- Original pressbook
- Directed by: Frederick Wilson
- Written by: George Blake; Donald B. Wilson; Frederick Wilson;
- Produced by: Donald B. Wilson
- Starring: Gordon Jackson; Rona Anderson; John Laurie; Jimmy Logan;
- Cinematography: George Stretton
- Edited by: Peter Bezencenet
- Music by: Robert Irving
- Production company: Aquila Film
- Distributed by: General Film Distributors (UK)
- Release dates: 15 March 1949 (London, UK);
- Running time: 90 minutes
- Country: United Kingdom
- Language: English

= Floodtide =

1949 British film by Frederick Wilson

Floodtide is a 1949 British romantic drama film directed by Frederick Wilson and starring Gordon Jackson, Rona Anderson, John Laurie and Jimmy Logan. It was written byy George Blake, Donald B. Wilson and Frederick Wilson.

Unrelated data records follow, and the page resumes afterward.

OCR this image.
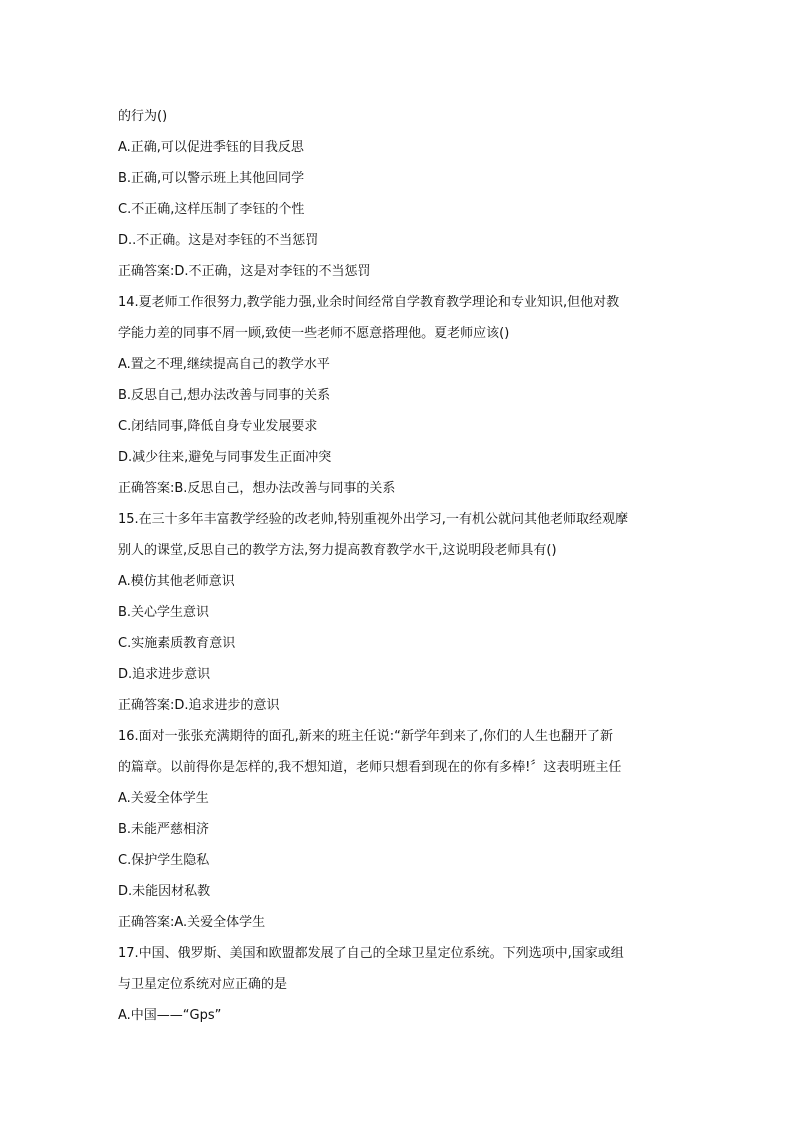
的行为()
A.正确,可以促进季钰的目我反思
B.正确,可以警示班上其他回同学
C.不正确,这样压制了李钰的个性
D..不正确。这是对李钰的不当惩罚
正确答案:D.不正确，这是对李钰的不当惩罚
14.夏老师工作很努力,教学能力强,业余时间经常自学教育教学理论和专业知识,但他对教
学能力差的同事不屑一顾,致使一些老师不愿意搭理他。夏老师应该()
A.置之不理,继续提高自己的教学水平
B.反思自己,想办法改善与同事的关系
C.闭结同事,降低自身专业发展要求
D.减少往来,避免与同事发生正面冲突
正确答案:B.反思自己，想办法改善与同事的关系
15.在三十多年丰富教学经验的改老帅,特别重视外出学习,一有机公就问其他老师取经观摩
别人的课堂,反思自己的教学方法,努力提高教育教学水干,这说明段老师具有()
A.模仿其他老师意识
B.关心学生意识
C.实施素质教育意识
D.追求进步意识
正确答案:D.追求进步的意识
16.面对一张张充满期待的面孔,新来的班主任说:“新学年到来了,你们的人生也翻开了新
的篇章。以前得你是怎样的,我不想知道，老师只想看到现在的你有多棒!〞这表明班主任
A.关爱全体学生
B.未能严慈相济
C.保护学生隐私
D.未能因材私教
正确答案:A.关爱全体学生
17.中国、俄罗斯、美国和欧盟都发展了自己的全球卫星定位系统。下列选项中,国家或组
与卫星定位系统对应正确的是
A.中国——“Gps”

The film was one of the four of art director David Rawnsley's films that used his "independent frame" technique, a form of back projection.

==Plot==
A young Scotsman becomes a ship designer instead of following the family tradition and entering farming. He works his way up the firm, marries the boss's daughter, and revolutionises shipbuilding.

==Cast==
- Gordon Jackson as David Shields
- Rona Anderson as Mary Anstruther
- John Laurie as Joe Drummond
- Jack Lambert as Anstruther
- Jimmy Logan as Tim Brogan
- Janet Brown as Rosie
- Elizabeth Sellars as Judy
- Gordon McLeod as Pursey
- Ian McLean as Sir John
- Archie Duncan as Charlie Campbell
- James Woodburn as John Shields
- Molly Weir as Mrs. McTavish
- Ian Wallace as 1st director
- Alexander Archdale as 2nd director
- Grace Gavin as Mrs. McCrae

==Critical reception==
The Monthly Film Bulletin wrote: "The Clydebank shipyards make an effective setting for a story which, though conventional and often absurd, at least is unpretentiously told. Thanks to capable direction and camerawork the Glasgow background is convincing, though the same can hardly be said of such details as the design for the model ship. Gordon Jackson gives a sincere performance as David Shields, with Rona Anderson as Mary. Jimmy Logan and Elizabeth Sellars in supporting parts provide the two most successful characterisations."

In The Radio Times Guide to Films David Parkinson gave the film 2/5 stars, writing: "The grim grandeur of the Clyde shipyards provides the setting for this lacklustre melodrama which trades on the British docudramatic tradition while dealing in potboiling clichés. "

The Oxford Times wrote, "this is a classic town-and-country saga that is spiritedly played by an exceptional Scottish ensemble."